Recent published SI work concerns AI safety. They have not recently published results on AGI, to whatever extent that is separable from safety research, for which I am very grateful. Common optimization algorithms do apply to mathematical models, but that doesn’t limit their real world use; an implemented optimization algorithm designed to work with a given model can do nifty things if that model roughly captures the structure of a problem domain. Or to put it simply, models model things. SI is openly concerned with exactly that type of optimization, and how it becomes unsafe if enough zealous undergrads with good intentions throw this, that, and their grandmother’s hippocampus into a pot until it supposedly does fantastic venture capital attracting things. The fact that SI is not writing papers on efficient adaptive particle swarms is good and normal for an organization with their mission statement. Foom was a metaphorical onomatopoeia for an intelligence explosion, which is indeed a commonly used sense of the term “technological singularity”.
SI is openly concerned with exactly that type of optimization, and how it becomes unsafe
Any references? I haven’t seen anything that is in any way relevant to the type of optimization that we currently know how to implement. The SI is concerned with notion of some ‘utility function’, which appears very fuzzy and incoherent—what it is, a mathematical function? What does it have at input and what it has at output? The number of paperclips in the universe is given as example of ‘utility function’, but you can’t have ‘universe’ as the input domain to a mathematical function. In the AI the ‘utility function’ is defined on the model rather than the world, and lacking the ‘utility function’ defined on the world, the work on ensuring correspondence of the model and the world is not an instrumental sub-goal arising from maximization of the ‘utility function’ defined on the model. This is rather complicated, technical issue, and to be honest the SI stance looks indistinguishable from confusion that would result from inability to distinguish function of model and the property of the world, and subsequent assumption that correspondence of model and the world is an instrumental goal of any utility maximizer. (Furthermore that sort of confusion would normally be expected as a null hypothesis when evaluating an organization so outside the ordinary criteria of competence)
edit: also, by the way, it it would improve my opinion of this community if, when you think that I am incorrect, you would explain your thought rather than click down vote button. While you may want to signal to me that “i am wrong” by pressing the vote button, that, without other information, is unlikely to change my view on the technical side of the issue. Keep in mind that one can not be totally certain in anything, and while this may be a normal discussion forum that happens to be owned by an AI researcher that is being misunderstood due to poor ability to communicate the key concepts he uses, it might also be a support ground for pseudoscientific research, and the norm of substance-less disagreement would seem to be more probable in the latter than in the former.

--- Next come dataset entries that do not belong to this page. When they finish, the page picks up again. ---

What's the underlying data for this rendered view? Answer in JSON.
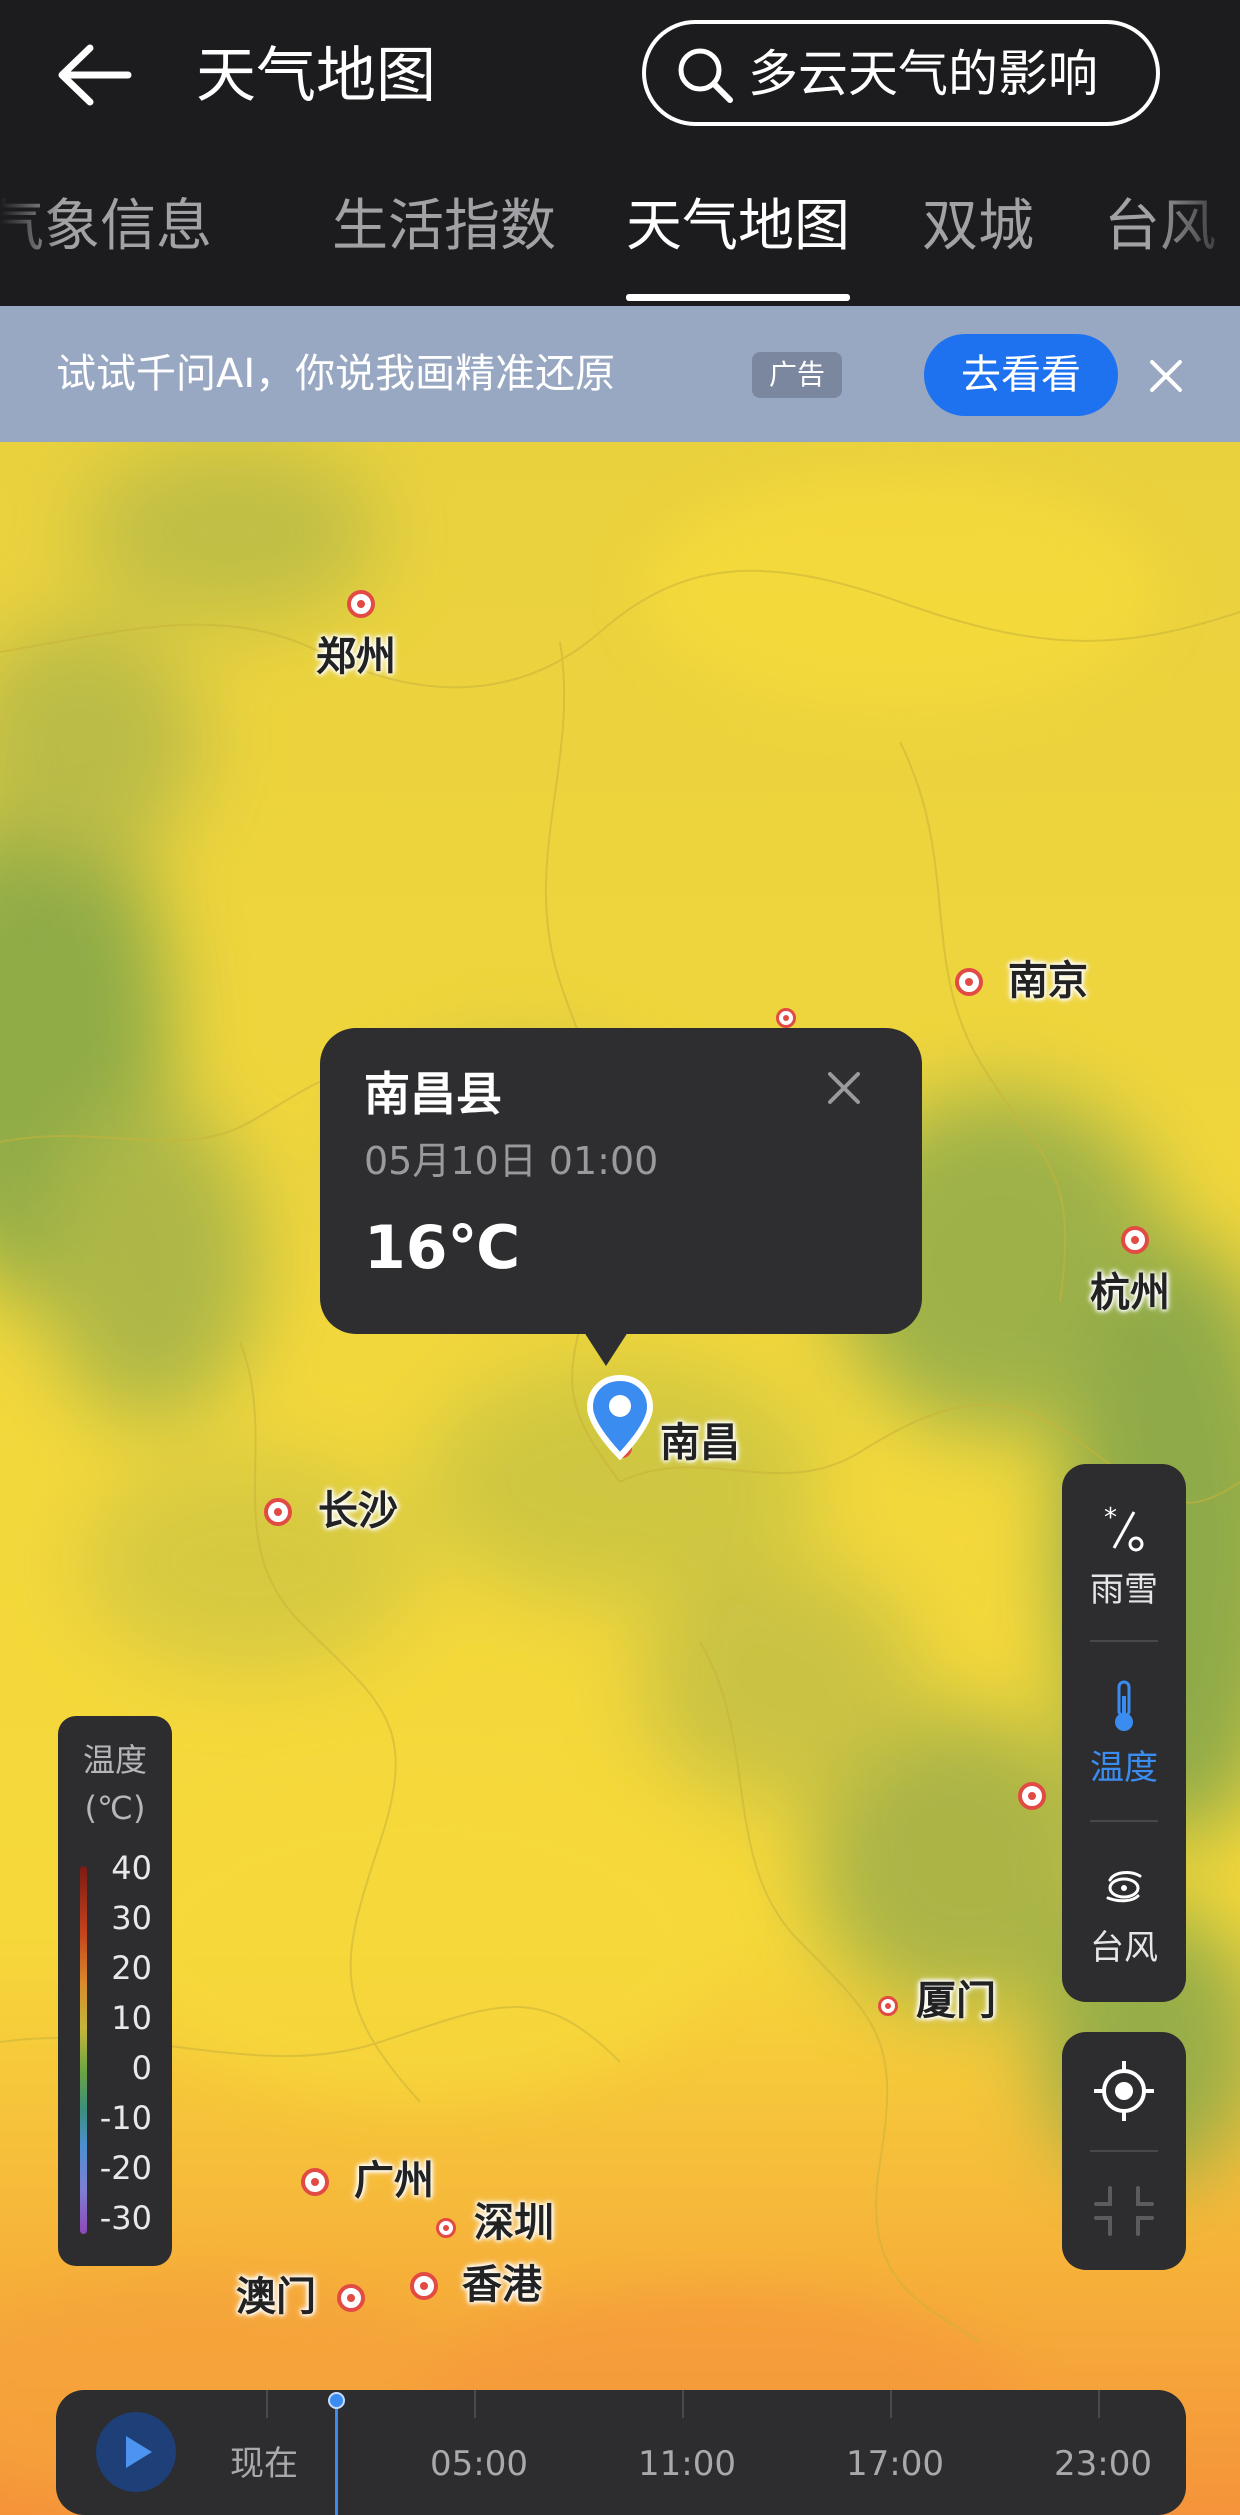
{
  "header": {
    "title": "天气地图",
    "search_text": "多云天气的影响",
    "back_icon": "arrow-left-icon"
  },
  "tabs": [
    {
      "label": "气象信息",
      "active": false
    },
    {
      "label": "生活指数",
      "active": false
    },
    {
      "label": "天气地图",
      "active": true
    },
    {
      "label": "双城",
      "active": false
    },
    {
      "label": "台风",
      "active": false
    }
  ],
  "ad": {
    "text": "试试千问AI，你说我画精准还原",
    "tag": "广告",
    "cta": "去看看",
    "close_icon": "close-icon"
  },
  "map": {
    "cities": [
      "郑州",
      "南京",
      "杭州",
      "南昌",
      "长沙",
      "厦门",
      "广州",
      "深圳",
      "澳门",
      "香港"
    ]
  },
  "popup": {
    "title": "南昌县",
    "datetime": "05月10日 01:00",
    "temperature": "16℃"
  },
  "legend": {
    "title_line1": "温度",
    "title_line2": "(℃)",
    "ticks": [
      "40",
      "30",
      "20",
      "10",
      "0",
      "-10",
      "-20",
      "-30"
    ]
  },
  "layers": [
    {
      "label": "雨雪",
      "icon": "rain-snow-icon",
      "active": false
    },
    {
      "label": "温度",
      "icon": "thermometer-icon",
      "active": true
    },
    {
      "label": "台风",
      "icon": "typhoon-icon",
      "active": false
    }
  ],
  "tools": {
    "locate_icon": "locate-icon",
    "shrink_icon": "shrink-icon"
  },
  "timeline": {
    "labels": [
      "现在",
      "05:00",
      "11:00",
      "17:00",
      "23:00"
    ],
    "play_icon": "play-icon"
  },
  "colors": {
    "accent": "#1f72ef",
    "active_layer": "#3b8cf0",
    "map_yellow": "#f2d23c",
    "map_orange": "#f2983a",
    "map_green": "#7fa54a",
    "marker_red": "#e24b44"
  }
}
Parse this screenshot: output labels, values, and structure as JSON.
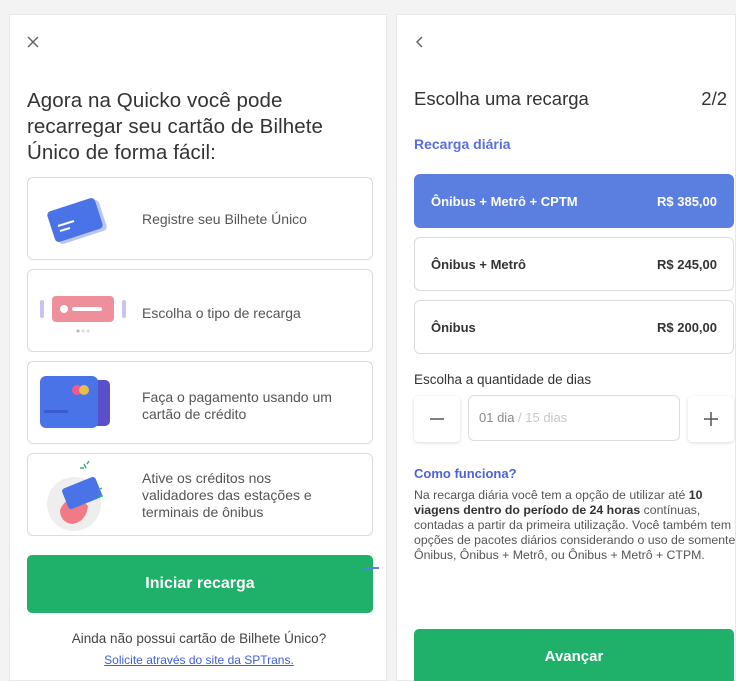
{
  "intro": {
    "headline": "Agora na Quicko você pode recarregar seu cartão de Bilhete Único de forma fácil:",
    "steps": [
      {
        "label": "Registre seu Bilhete Único",
        "icon": "card-icon"
      },
      {
        "label": "Escolha o tipo de recarga",
        "icon": "recharge-type-icon"
      },
      {
        "label": "Faça o pagamento usando um cartão de crédito",
        "icon": "credit-card-icon"
      },
      {
        "label": "Ative os créditos nos validadores das estações e terminais de ônibus",
        "icon": "tap-card-icon"
      }
    ],
    "start_button": "Iniciar recarga",
    "footer_question": "Ainda não possui cartão de Bilhete Único?",
    "footer_link": "Solicite através do site da SPTrans."
  },
  "recharge": {
    "title": "Escolha uma recarga",
    "step_indicator": "2/2",
    "section_title": "Recarga diária",
    "options": [
      {
        "name": "Ônibus + Metrô + CPTM",
        "price": "R$ 385,00",
        "selected": true
      },
      {
        "name": "Ônibus + Metrô",
        "price": "R$ 245,00",
        "selected": false
      },
      {
        "name": "Ônibus",
        "price": "R$ 200,00",
        "selected": false
      }
    ],
    "days_label": "Escolha a quantidade de dias",
    "days_value": "01 dia",
    "days_max": " / 15 dias",
    "how_title": "Como funciona?",
    "how_intro": "Na recarga diária você tem a opção de utilizar até",
    "how_bold": "10 viagens dentro do período de 24 horas",
    "how_rest": "contínuas, contadas a partir da primeira utilização. Você também tem opções de pacotes diários considerando o uso de somente Ônibus, Ônibus + Metrô, ou Ônibus + Metrô + CTPM.",
    "next_button": "Avançar"
  },
  "colors": {
    "green": "#1fb06a",
    "blue": "#5b7fe0",
    "link": "#3e5fd8"
  }
}
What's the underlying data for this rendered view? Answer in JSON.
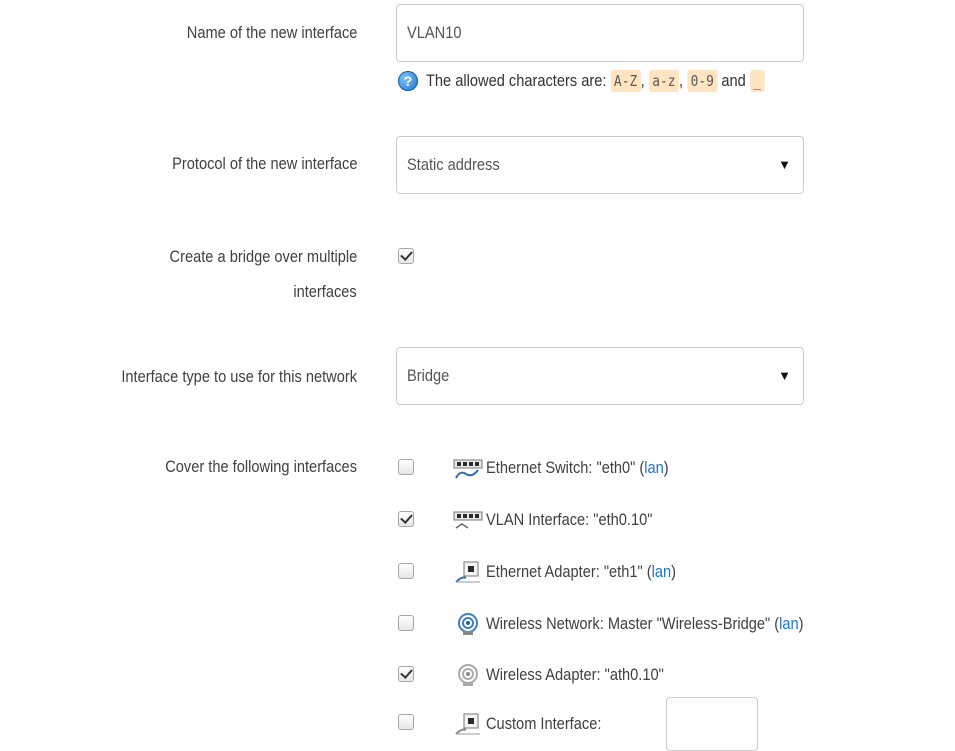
{
  "name_row": {
    "label": "Name of the new interface",
    "value": "VLAN10",
    "hint_prefix": "The allowed characters are:",
    "hint_codes": [
      "A-Z",
      "a-z",
      "0-9",
      "_"
    ],
    "hint_sep1": ",",
    "hint_sep2": ",",
    "hint_and": "and"
  },
  "protocol_row": {
    "label": "Protocol of the new interface",
    "selected": "Static address"
  },
  "bridge_row": {
    "label_line1": "Create a bridge over multiple",
    "label_line2": "interfaces",
    "checked": true
  },
  "type_row": {
    "label": "Interface type to use for this network",
    "selected": "Bridge"
  },
  "cover_row": {
    "label": "Cover the following interfaces",
    "items": [
      {
        "text": "Ethernet Switch: \"eth0\"",
        "link": "lan",
        "checked": false,
        "icon": "ethernet-switch-icon"
      },
      {
        "text": "VLAN Interface: \"eth0.10\"",
        "link": "",
        "checked": true,
        "icon": "vlan-interface-icon"
      },
      {
        "text": "Ethernet Adapter: \"eth1\"",
        "link": "lan",
        "checked": false,
        "icon": "ethernet-adapter-icon"
      },
      {
        "text": "Wireless Network: Master \"Wireless-Bridge\"",
        "link": "lan",
        "checked": false,
        "icon": "wireless-network-icon"
      },
      {
        "text": "Wireless Adapter: \"ath0.10\"",
        "link": "",
        "checked": true,
        "icon": "wireless-adapter-icon"
      },
      {
        "text": "Custom Interface:",
        "link": "",
        "checked": false,
        "icon": "custom-interface-icon"
      }
    ]
  },
  "colors": {
    "link": "#1e73d2",
    "code_bg": "#ffe4c2",
    "text": "#404040"
  }
}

Recent published SI work concerns AI safety. They have not recently published results on AGI, to whatever extent that is separable from safety research, for which I am very grateful. Common optimization algorithms do apply to mathematical models, but that doesn’t limit their real world use; an implemented optimization algorithm designed to work with a given model can do nifty things if that model roughly captures the structure of a problem domain. Or to put it simply, models model things. SI is openly concerned with exactly that type of optimization, and how it becomes unsafe if enough zealous undergrads with good intentions throw this, that, and their grandmother’s hippocampus into a pot until it supposedly does fantastic venture capital attracting things. The fact that SI is not writing papers on efficient adaptive particle swarms is good and normal for an organization with their mission statement. Foom was a metaphorical onomatopoeia for an intelligence explosion, which is indeed a commonly used sense of the term “technological singularity”.
Any references? I haven’t seen anything that is in any way relevant to the type of optimization that we currently know how to implement. The SI is concerned with notion of some ‘utility function’, which appears very fuzzy and incoherent—what it is, a mathematical function? What does it have at input and what it has at output? The number of paperclips in the universe is given as example of ‘utility function’, but you can’t have ‘universe’ as the input domain to a mathematical function. In the AI the ‘utility function’ is defined on the model rather than the world, and lacking the ‘utility function’ defined on the world, the work on ensuring correspondence of the model and the world is not an instrumental sub-goal arising from maximization of the ‘utility function’ defined on the model. This is rather complicated, technical issue, and to be honest the SI stance looks indistinguishable from confusion that would result from inability to distinguish function of model and the property of the world, and subsequent assumption that correspondence of model and the world is an instrumental goal of any utility maximizer. (Furthermore that sort of confusion would normally be expected as a null hypothesis when evaluating an organization so outside the ordinary criteria of competence)
edit: also, by the way, it it would improve my opinion of this community if, when you think that I am incorrect, you would explain your thought rather than click down vote button. While you may want to signal to me that “i am wrong” by pressing the vote button, that, without other information, is unlikely to change my view on the technical side of the issue. Keep in mind that one can not be totally certain in anything, and while this may be a normal discussion forum that happens to be owned by an AI researcher that is being misunderstood due to poor ability to communicate the key concepts he uses, it might also be a support ground for pseudoscientific research, and the norm of substance-less disagreement would seem to be more probable in the latter than in the former.